03 Abr 2023

Reflexión de UNIAPAC: Preparándonos para vivir otra Semana Santa

Compartimos con ustedes una reflexión de Semana Santa sobre el rol de los empresarios cristianos en la sociedad actual, del P. Marcelo Coppetti, SJ, de ACDE Uruguay, para UNIAPAC Latinoamericana.

Nos preparamos para vivir una nueva Semana Santa. Queremos hacerlo con espíritu de fe, conscientes de estar celebrando aquello que constituye el núcleo de lo que nos hace cristianos, el misterio de la muerte y resurrección de Jesús.

Vivir la Semana Santa, acompañando al Señor en su pasión y su cruz, para luego seguirlo, también en su gloria, es algo que debería sacudirnos interiormente y, a la vez, impactar en nuestra vida cotidiana. Estamos llamados a ser siempre y en todas partes testigos de la resurrección de Jesús.

Y cuando digo “siempre y en todas partes”, pienso en nuestra vida familiar, en nuestro trabajo, en nuestra relación con las personas que Dios pone cerca nuestro: aquellos con quienes compartimos la vida, el trabajo, la actividad deportiva, nuestra vida de fe, la vida política, en todos esos ámbitos estamos llamados a dar testimonio de la resurrección.

Pero ¿qué implica dar testimonio de que Jesús vive? Implica vivir con la certeza de que la última palabra la tiene Dios, que es capaz de dar nueva vida, aun cuando nosotros sólo vemos signos de muerte.

Hoy vivimos en un mundo y en una sociedad que nos muestra mucho de eso: la guerra, el narcotráfico, la destrucción del ecosistema, y tantas otras cosas que, a nivel mundial, afectan y destruyen la vida. A nivel más local: la llamada “grieta” social, que se constituye como una amenaza a la integración y a la paz social en muchos de nuestros países, además de la incidencia a nivel regional del narcotráfico, la corrupción, la polarización política, etc., son todos asuntos que nos hablan de cómo el egoísmo humano y la búsqueda del interés personal o de pequeños grupos se impone por sobre el interés de todos y la búsqueda del bien común.

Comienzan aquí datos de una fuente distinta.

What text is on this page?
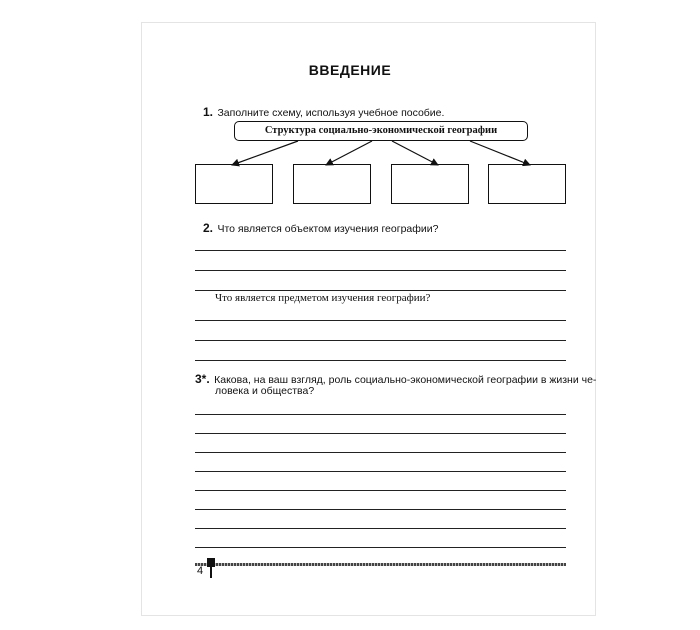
ВВЕДЕНИЕ
1. Заполните схему, используя учебное пособие.
Структура социально-экономической географии
2. Что является объектом изучения географии?
Что является предметом изучения географии?
3*. Какова, на ваш взгляд, роль социально-экономической географии в жизни че-
ловека и общества?
4
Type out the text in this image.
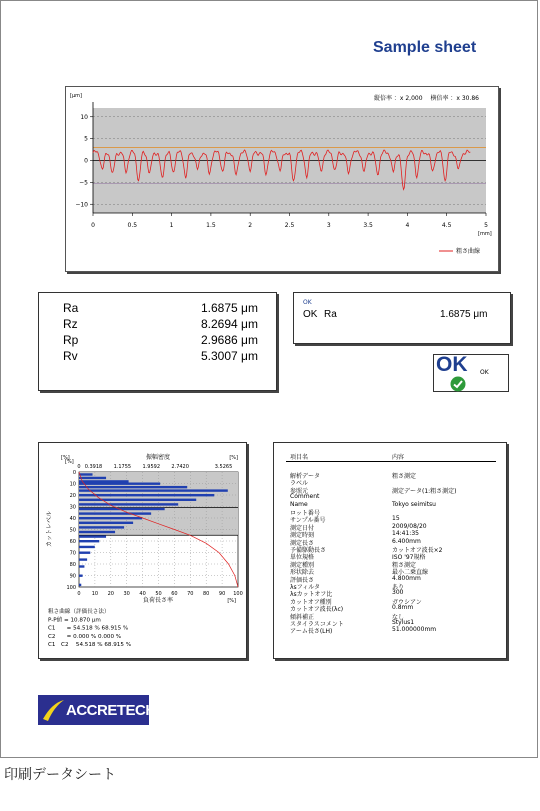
Sample sheet
[μm]	縦倍率 ：x 2,000　 横倍率 ：x 30.86
10
5
0
−5
−10
0	0.5	1	1.5	2	2.5	3	3.5	4	4.5	5
[mm]
粗さ曲線
Ra	1.6875 μm
Rz	8.2694 μm
Rp	2.9686 μm
Rv	5.3007 μm
OK
OK Ra	1.6875 μm
OK OK
[%]	振幅密度	[%]
0 0.3918 1.1755 1.9592 2.7420	3.5265
[%]
カットレベル
0
10
20
30
40
50
60
70
80
90
100
0 10 20 30 40 50 60 70 80 90 100
[%]
負荷長さ率
粗さ曲線（評価長さ法）
P-P値 = 10.870 μm
C1　　= 54.518 % 68.915 %
C2　　= 0.000 % 0.000 %
C1　C2　 54.518 % 68.915 %
項目名	内容
解析データ	粗さ測定
ラベル
参照元	測定データ(1:粗さ測定)
Comment
Name	Tokyo seimitsu
ロット番号
サンプル番号	15
測定日付	2009/08/20
測定時刻	14:41:35
測定長さ	6.400mm
予備駆動長さ	カットオフ波長×2
単位規格	ISO '97規格
測定種別	粗さ測定
形状除去	最小二乗直線
評価長さ	4.800mm
λsフィルタ	あり
λsカットオフ比	300
カットオフ種別	ガウシアン
カットオフ波長(λc)	0.8mm
傾斜補正	なし
スタイラスコメント	Stylus1
アーム長さ(LH)	51.000000mm
ACCRETECH
印刷データシート
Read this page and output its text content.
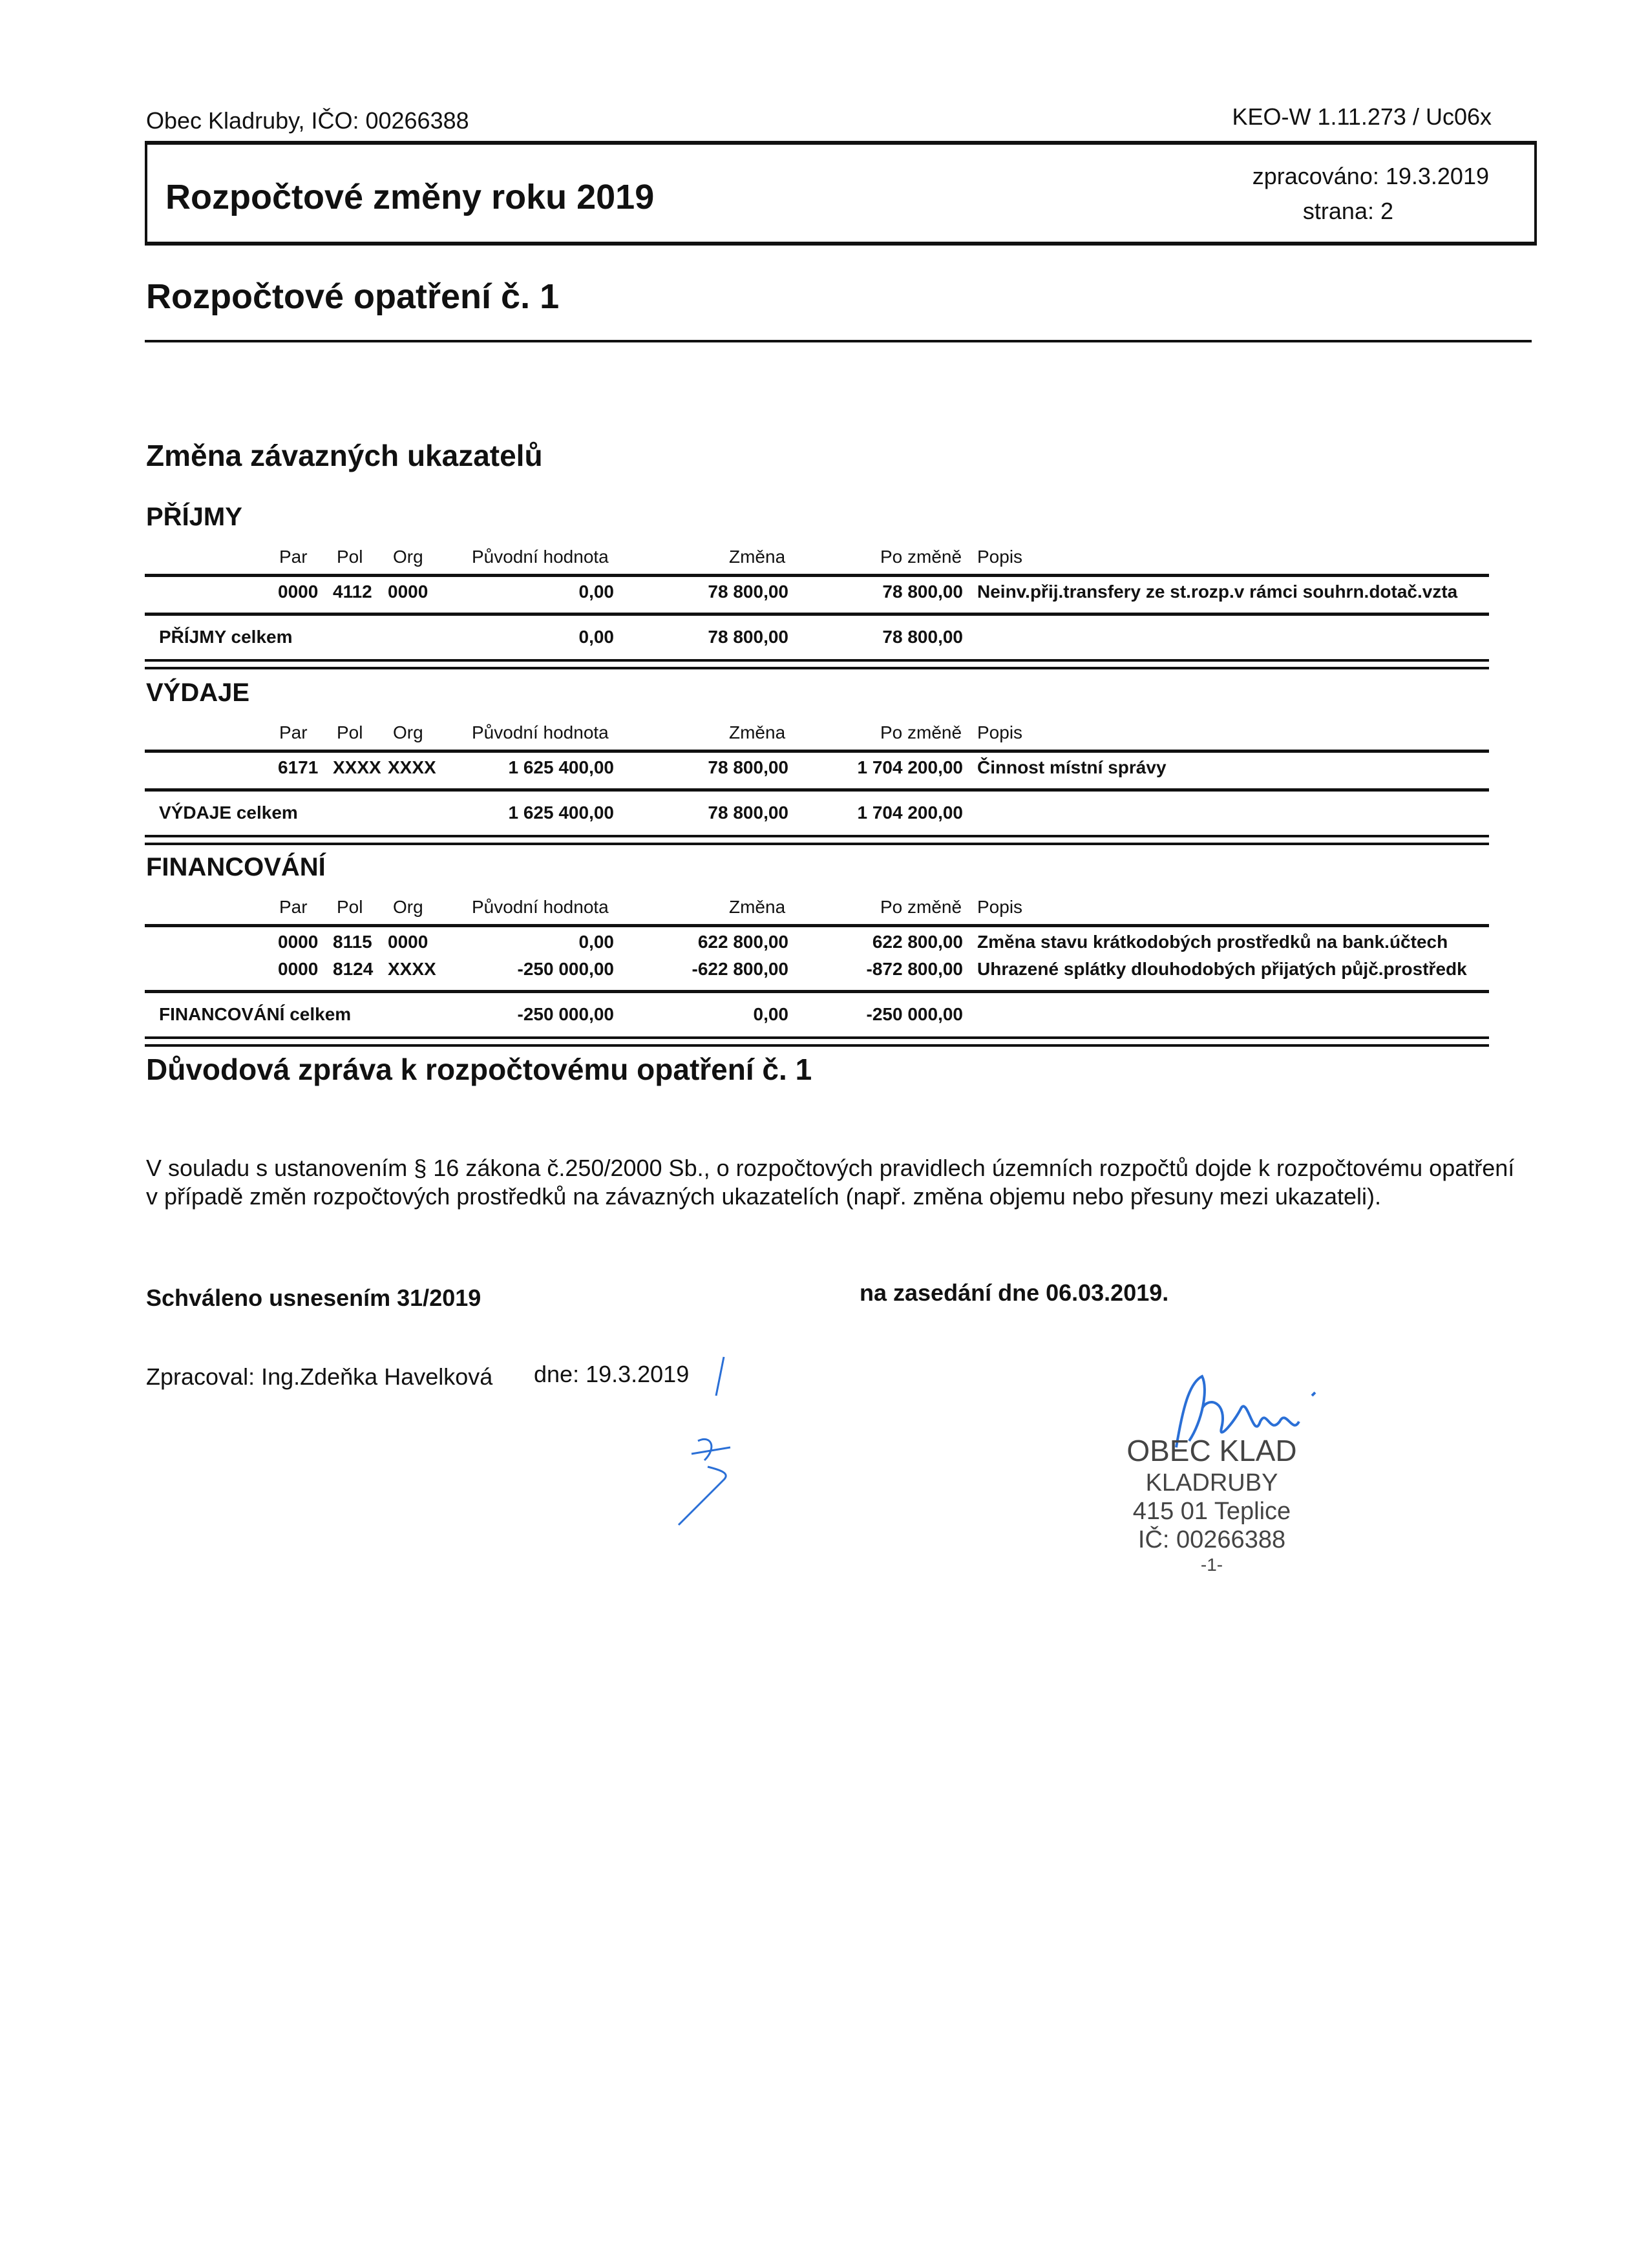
Obec Kladruby, IČO: 00266388	KEO-W 1.11.273 / Uc06x
Rozpočtové změny roku 2019
zpracováno: 19.3.2019
strana: 2
Rozpočtové opatření č. 1
Změna závazných ukazatelů
PŘÍJMY
Par Pol Org	Původní hodnota	Změna	Po změně Popis
0000 4112 0000	0,00	78 800,00	78 800,00 Neinv.přij.transfery ze st.rozp.v rámci souhrn.dotač.vzta
PŘÍJMY celkem	0,00	78 800,00	78 800,00
VÝDAJE
Par Pol Org	Původní hodnota	Změna	Po změně Popis
6171 XXXX XXXX	1 625 400,00	78 800,00	1 704 200,00 Činnost místní správy
VÝDAJE celkem	1 625 400,00	78 800,00	1 704 200,00
FINANCOVÁNÍ
Par Pol Org	Původní hodnota	Změna	Po změně Popis
0000 8115 0000	0,00	622 800,00	622 800,00 Změna stavu krátkodobých prostředků na bank.účtech
0000 8124 XXXX	-250 000,00	-622 800,00	-872 800,00 Uhrazené splátky dlouhodobých přijatých půjč.prostředk
FINANCOVÁNÍ celkem	-250 000,00	0,00	-250 000,00
Důvodová zpráva k rozpočtovému opatření č. 1
V souladu s ustanovením § 16 zákona č.250/2000 Sb., o rozpočtových pravidlech územních rozpočtů dojde k rozpočtovému opatření v případě změn rozpočtových prostředků na závazných ukazatelích (např. změna objemu nebo přesuny mezi ukazateli).
Schváleno usnesením 31/2019	na zasedání dne 06.03.2019.
Zpracoval: Ing.Zdeňka Havelková dne: 19.3.2019
OBEC KLAD
KLADRUBY
415 01 Teplice
IČ: 00266388
-1-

Como empresarios católicos, deberíamos buscar posicionarnos frente a estos, y tantos otros problemas, desde un lugar que sea fuente de esperanza. No debemos dejar que el pesimismo y el desánimo, que nos hace sentir impotentes frente a esas realidades, nos gane el corazón.

El cristiano está llamado a ser, siempre, testigo de que otro mundo es posible, porque Dios sigue trabajando en él. Dios no se ha desentendido de la suerte de la humanidad, Dios sigue actuando a través de nosotros, y creando siempre realidades nuevas, contando con nosotros para ello.

Nuestro aporte será modesto, quizá, pero no por eso insignificante. Haremos lo que esté a nuestro alcance y a la altura de nuestras posibilidades; pero no debemos dejar de actuar. Debemos ser, siempre, quienes tendamos puentes en medio de una sociedad que corre riesgo de división; debemos poner, ante todo, la búsqueda del bien común, como nos enseña la DSI, en una sociedad donde cada uno busca el propio interés o el de su grupo. Estamos llamados a crear, en nuestro entorno empresarial, ambientes fraternos, basados en el respeto de la dignidad de cada persona, porque por todos, y cada uno de nosotros, es que Jesús quiso dar su vida.

Por eso, llevar a nuestra vida la Semana Santa es ser testigos de la luz que es Cristo, el Señor resucitado, que da sentido a nuestra vida y nos ilumina para que nosotros podamos ayudar a otros a encontrar el verdadero sentido de su existencia.